Chemotherapy, radiotherapy, oncological surgery, cancer itself (invasion), related or pre-existing electrolyte alterations, can increase the risk of arrhythmias. Atrial fibrillation is the most prevalent arrhythmia and the risk-benefit ratio of long-term anticoagulation in cancer patients is a major concern.

Anticancer therapy-induced ventricular arrhythmias are rare and are associated with QT prolongation. Immediate withdrawal of any drug that prolongs the QT interval, correction of electrolyte abnormalities, and close electrocardiographic monitoring are essential.

>  High blood pressure

High blood pressure in cancer patients can be caused by their oncological treatments, non-oncological drugs and other factors, such as stress, pain, kidney failure or metabolic disorders. Given their well-established cardioprotective effects, ACEIs or ARBs are first-line therapies in this context.

>  Radiation-induced disease of the coronary arteries, valves and pericardium

Many years after radiation therapy, damage to the coronary arteries, heart valves, and pericardium can be detected, especially if the cardiac chambers are in the field of therapy. Dose modulation and appropriate chest protection should be used.

>  Cardiac masses and infiltration

Both CMR and CT can help differentiate between a tumor and a thrombus in the cardiac chambers.
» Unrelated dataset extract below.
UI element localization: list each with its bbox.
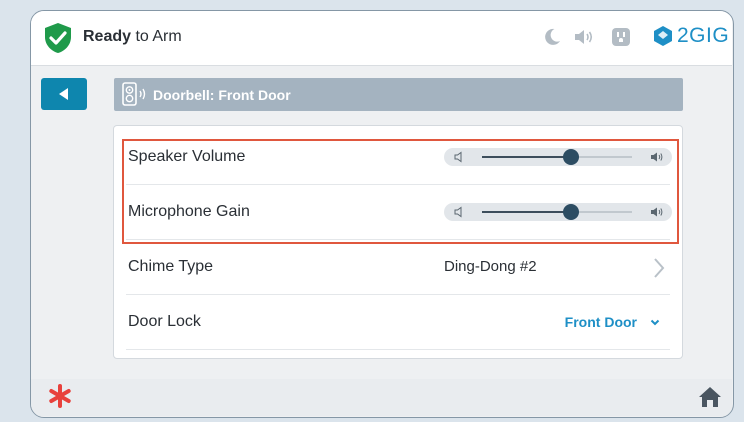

Thanks to its ability to identify metabolic activity, positron emission tomography (PET) can help recognize primary and secondary tumors

In the first year after treatment, a CVD risk assessment should be performed to establish a long-term follow-up plan.
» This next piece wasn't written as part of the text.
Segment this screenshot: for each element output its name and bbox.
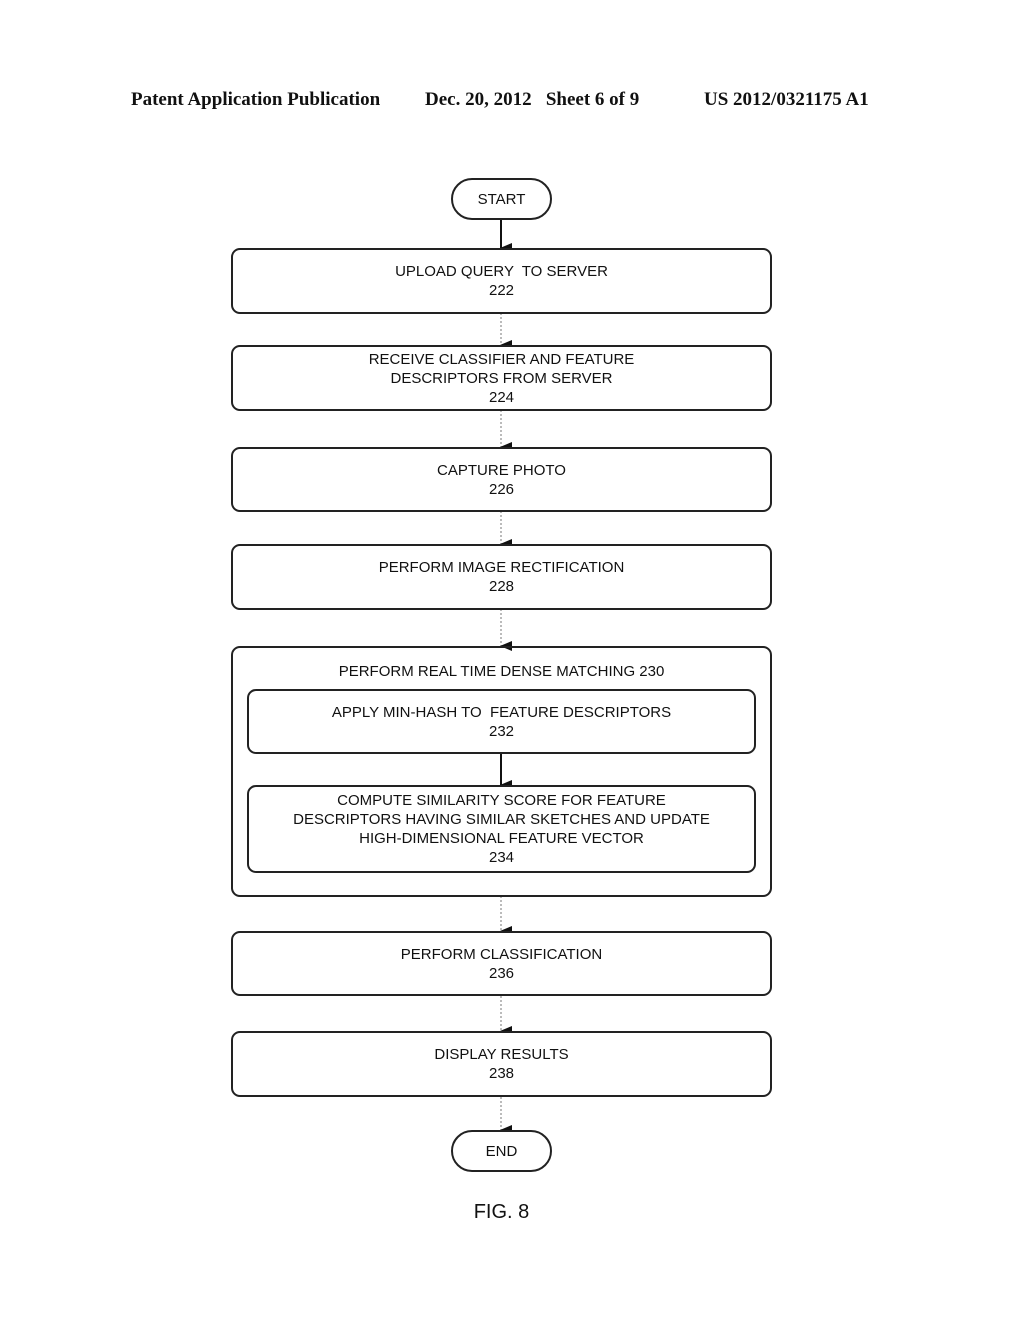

A long-term survivor surveillance strategy is required to identify those at high risk of developing late effects, particularly patients who have received high doses of doxorubicin and prior radiation.

Cardiac rehabilitation for those with functional impairment is also important.

Cardio-oncology has become a new subspecialty over the last decade, with the expansion of several comprehensive and multidisciplinary units. The value provided by cardio-oncologists includes the development of personalized management strategies for patients with cancer despite the limited, although growing, evidence base.

Continued interest from oncologists and cardiologists is required to establish new services and for current ones to be developed further. To improve cardiovascular and cancer outcomes, GPs and general practitioners must be aware of the wide range of potential drawbacks. Ultimately, if all hospitals have local cardio-oncology references, this will be a great step forward in the treatment of CT.